Posted by はるきよ at 2013年03月03日 21:37
まどろみさん、すいませんしたっ!!今回は千草の振り返りですね。先ほど読んでて気がつきました。やっぱビール片手に読んでたのがいけなかったです。これもラカンのせいです!そうに違いありません!!ごめんなさいでした。
Posted by はるきよ at 2013年03月04日 20:52
はるきよ様、コメントありがとうございます。

そうなんですよ。実はこれ京都編から結構後の話でして、千草が孫に昔話をしている内容だったりします。

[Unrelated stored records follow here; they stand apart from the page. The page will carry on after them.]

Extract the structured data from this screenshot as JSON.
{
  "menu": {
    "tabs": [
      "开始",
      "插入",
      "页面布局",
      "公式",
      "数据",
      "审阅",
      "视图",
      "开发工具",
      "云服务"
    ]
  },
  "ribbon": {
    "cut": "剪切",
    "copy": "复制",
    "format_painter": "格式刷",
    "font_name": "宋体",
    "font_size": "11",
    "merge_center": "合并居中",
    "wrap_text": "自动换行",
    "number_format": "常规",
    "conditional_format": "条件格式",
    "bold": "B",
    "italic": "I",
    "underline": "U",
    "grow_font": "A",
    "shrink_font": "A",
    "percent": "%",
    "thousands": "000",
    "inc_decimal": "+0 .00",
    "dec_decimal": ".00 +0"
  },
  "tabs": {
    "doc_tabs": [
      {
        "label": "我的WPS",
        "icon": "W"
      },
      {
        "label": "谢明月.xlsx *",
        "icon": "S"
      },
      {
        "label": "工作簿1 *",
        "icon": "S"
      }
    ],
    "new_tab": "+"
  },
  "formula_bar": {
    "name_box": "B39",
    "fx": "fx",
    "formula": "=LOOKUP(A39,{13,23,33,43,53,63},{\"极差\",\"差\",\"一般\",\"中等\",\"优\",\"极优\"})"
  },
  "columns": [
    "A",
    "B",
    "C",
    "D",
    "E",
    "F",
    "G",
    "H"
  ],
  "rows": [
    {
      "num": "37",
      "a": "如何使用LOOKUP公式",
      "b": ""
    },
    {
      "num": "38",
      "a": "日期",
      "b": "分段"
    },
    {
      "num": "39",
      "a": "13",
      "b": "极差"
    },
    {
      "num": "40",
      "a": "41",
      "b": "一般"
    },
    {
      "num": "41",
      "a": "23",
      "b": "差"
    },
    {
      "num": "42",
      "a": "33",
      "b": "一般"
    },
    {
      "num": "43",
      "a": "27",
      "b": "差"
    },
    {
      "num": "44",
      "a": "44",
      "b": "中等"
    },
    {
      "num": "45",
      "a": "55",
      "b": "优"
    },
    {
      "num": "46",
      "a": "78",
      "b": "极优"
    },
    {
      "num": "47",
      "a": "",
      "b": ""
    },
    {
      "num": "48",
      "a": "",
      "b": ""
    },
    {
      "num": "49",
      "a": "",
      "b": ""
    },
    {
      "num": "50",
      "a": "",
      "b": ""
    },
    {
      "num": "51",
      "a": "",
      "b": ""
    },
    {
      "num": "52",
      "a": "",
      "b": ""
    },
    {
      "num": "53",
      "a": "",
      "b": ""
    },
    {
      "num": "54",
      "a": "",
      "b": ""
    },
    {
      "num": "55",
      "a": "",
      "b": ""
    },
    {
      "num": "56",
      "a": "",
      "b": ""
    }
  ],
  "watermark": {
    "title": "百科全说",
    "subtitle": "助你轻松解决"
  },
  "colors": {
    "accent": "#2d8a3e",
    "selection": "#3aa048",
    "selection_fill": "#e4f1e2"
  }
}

よくよく読んでみれば、千草の名前が一度も出ておらず、勘違いしてしまうのも仕方ないかもしれませんwww

そうです。間違いなくラカンの仕業です。
奴だったら、それぐらいの事簡単にしでかすはずです!!

次章も楽しめる物を書けるよう、精進していきますのでよろしくお願いします。
Posted by まどろみ at 2013年03月05日 05:49
急に時代が飛んでビックリしましたよw
それよりなにより、千草のお相手が気になるわ……。
年齢詐称とか言ってたから、まさかの小太郎!?
それより両親が生きているとか、また徹なのか!?

きっと千草は最後の慰めで徹に心を奪われて、魔帆良に乗り込んで、残り徹たち十余年の学園生活で頑張ったんだろう
そして振り向いて貰えないから既成事実を……。
そうだよね、そう決めた!

Posted by アサルト at 2013年03月12日 17:05
アサルト様、コメントありがとうございます。

急に時代が変わってしまい、申し訳ありません。
ただ、いかんせん京都編での裏設定を語る方法がこれ以外思いつかなかったんです(汗)

千草のお相手、両親に関しましては、ご想像にお任せします。




>>きっと千草は最後の慰めで徹に心を奪われて、魔帆良に乗り込んで、残り徹たち十余年の学園生活で頑張ったんだろう
そして振り向いて貰えないから既成事実を……。
そうだよね、そう決めた!



……あっ、想像に任せちゃうとこうなっちゃうのか。


これからも頑張っていきますので、よろしくお願いします。